Hiking Mount Greylock


On Columbus Day, I took the day to hike to the top of Mount Greylock, the highest point in Massachusetts at 3,491 feet. The day was excellent for hiking: cool and clear. When I started hiking, the temp was 35 degrees. However, the trail was uphill all the way to the summit and I quickly warmed up. The photo above is of Mount Greylock and fall colors from images.ibsys.com/

I took the Hopper Trail to the summit, so named because it parallels a deep ravine that looks like a grain hopper. The trail took me through tunnels of fall colors. The leaves are at their peak in this part of Massachusetts this week.

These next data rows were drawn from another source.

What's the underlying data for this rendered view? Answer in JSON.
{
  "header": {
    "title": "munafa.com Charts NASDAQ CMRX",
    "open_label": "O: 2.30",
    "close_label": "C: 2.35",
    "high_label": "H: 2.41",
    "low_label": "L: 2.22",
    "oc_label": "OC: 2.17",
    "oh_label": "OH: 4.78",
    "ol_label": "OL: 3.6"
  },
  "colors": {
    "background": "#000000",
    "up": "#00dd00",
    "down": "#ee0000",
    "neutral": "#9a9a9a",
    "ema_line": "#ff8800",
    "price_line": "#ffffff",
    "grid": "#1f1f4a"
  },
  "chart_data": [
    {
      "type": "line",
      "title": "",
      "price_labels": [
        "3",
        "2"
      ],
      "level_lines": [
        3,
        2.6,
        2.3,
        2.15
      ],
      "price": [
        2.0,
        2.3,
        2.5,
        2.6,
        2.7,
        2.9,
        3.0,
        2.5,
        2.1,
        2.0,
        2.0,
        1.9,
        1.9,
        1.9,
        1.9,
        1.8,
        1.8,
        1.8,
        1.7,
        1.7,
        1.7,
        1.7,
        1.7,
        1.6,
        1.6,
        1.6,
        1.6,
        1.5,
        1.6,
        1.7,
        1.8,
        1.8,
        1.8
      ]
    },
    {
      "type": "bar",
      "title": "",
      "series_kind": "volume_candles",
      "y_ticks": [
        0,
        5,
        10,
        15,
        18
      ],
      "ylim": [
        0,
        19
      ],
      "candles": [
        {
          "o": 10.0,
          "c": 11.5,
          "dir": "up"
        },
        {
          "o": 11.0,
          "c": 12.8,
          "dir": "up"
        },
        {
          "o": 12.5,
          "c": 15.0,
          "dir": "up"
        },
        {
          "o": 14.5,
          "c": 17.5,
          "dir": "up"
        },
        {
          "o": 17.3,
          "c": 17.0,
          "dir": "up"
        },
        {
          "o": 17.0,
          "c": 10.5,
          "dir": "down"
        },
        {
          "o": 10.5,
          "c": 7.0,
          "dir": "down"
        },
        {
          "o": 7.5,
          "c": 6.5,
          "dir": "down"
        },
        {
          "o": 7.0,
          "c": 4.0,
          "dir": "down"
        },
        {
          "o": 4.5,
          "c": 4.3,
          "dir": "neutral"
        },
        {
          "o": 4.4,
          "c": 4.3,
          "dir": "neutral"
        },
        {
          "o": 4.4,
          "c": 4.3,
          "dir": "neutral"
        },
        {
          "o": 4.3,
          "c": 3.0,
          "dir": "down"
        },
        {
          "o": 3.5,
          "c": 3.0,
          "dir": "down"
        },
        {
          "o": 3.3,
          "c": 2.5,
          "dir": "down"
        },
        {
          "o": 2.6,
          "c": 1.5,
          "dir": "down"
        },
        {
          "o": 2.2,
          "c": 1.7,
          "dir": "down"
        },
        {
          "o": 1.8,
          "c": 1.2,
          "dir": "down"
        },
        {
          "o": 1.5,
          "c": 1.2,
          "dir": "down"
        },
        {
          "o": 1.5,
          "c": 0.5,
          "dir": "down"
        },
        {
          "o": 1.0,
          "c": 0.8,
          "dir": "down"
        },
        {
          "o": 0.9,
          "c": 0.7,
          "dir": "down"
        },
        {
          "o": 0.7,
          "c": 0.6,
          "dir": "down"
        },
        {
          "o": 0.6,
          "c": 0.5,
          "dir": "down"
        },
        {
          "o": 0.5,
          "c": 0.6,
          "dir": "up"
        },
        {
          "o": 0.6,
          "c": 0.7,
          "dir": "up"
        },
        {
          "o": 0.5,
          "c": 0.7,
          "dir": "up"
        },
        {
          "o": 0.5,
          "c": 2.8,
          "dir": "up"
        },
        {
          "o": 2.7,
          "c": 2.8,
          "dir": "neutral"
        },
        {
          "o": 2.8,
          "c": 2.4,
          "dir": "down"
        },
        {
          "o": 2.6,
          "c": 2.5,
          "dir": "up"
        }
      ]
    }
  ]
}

At ½ mile from the top, the Hopper Trail joined the Appalachian Trail. There, I was joined by hundreds of residents of the town of Adams located at the Eastern base of Greylock. They were doing the annual Adams Ramble. The mood was festive as everyone huffed and puffed up the last steep ascent.

The views from Greylock were worth the ascent. I could see the Green Mountains of Vermont, the White Mountains of New Hampshire and the Adirondacks in New York. On rock monuments there were several quotes from Henry David Thoreau, who ascended Greylock in 1844 and penned these words:

"As the light increased, I discovered around me an ocean of mist, which by chance reached up exactly to the base of the tower and shut out every vestige of the earth, while I was left floating on this fragment of the wreck of a world, on my carved plank, in cloudland. . . . As the light in the east steadily increased, it revealed to me more clearly the new world into which I had risen in the night, the new terra firma perchance of my future life. There was not a crevice left through which the trivial places we name Massachusetts, or Vermont or New York, could be seen, while I still inhaled the clear atmosphere of a July morning - if it were July there. All around beneath me was spread for a hundred miles on every side, as far as the eye could reach, an undulating country of clouds, answering in the varied swell of its surface to the terrestrial world it veiled. It was such a country as we might see in dreams, with all the delights of paradise."

In nature, Thoreau found genius, divinity and the sacred. For him the natural world was a palette on which the Divine Artist had painted a masterpiece. I, too, find in nature a place of spiritual refreshment and renewal. At the end of my 11 mile hike my overwhelming emotion was that of gratitude.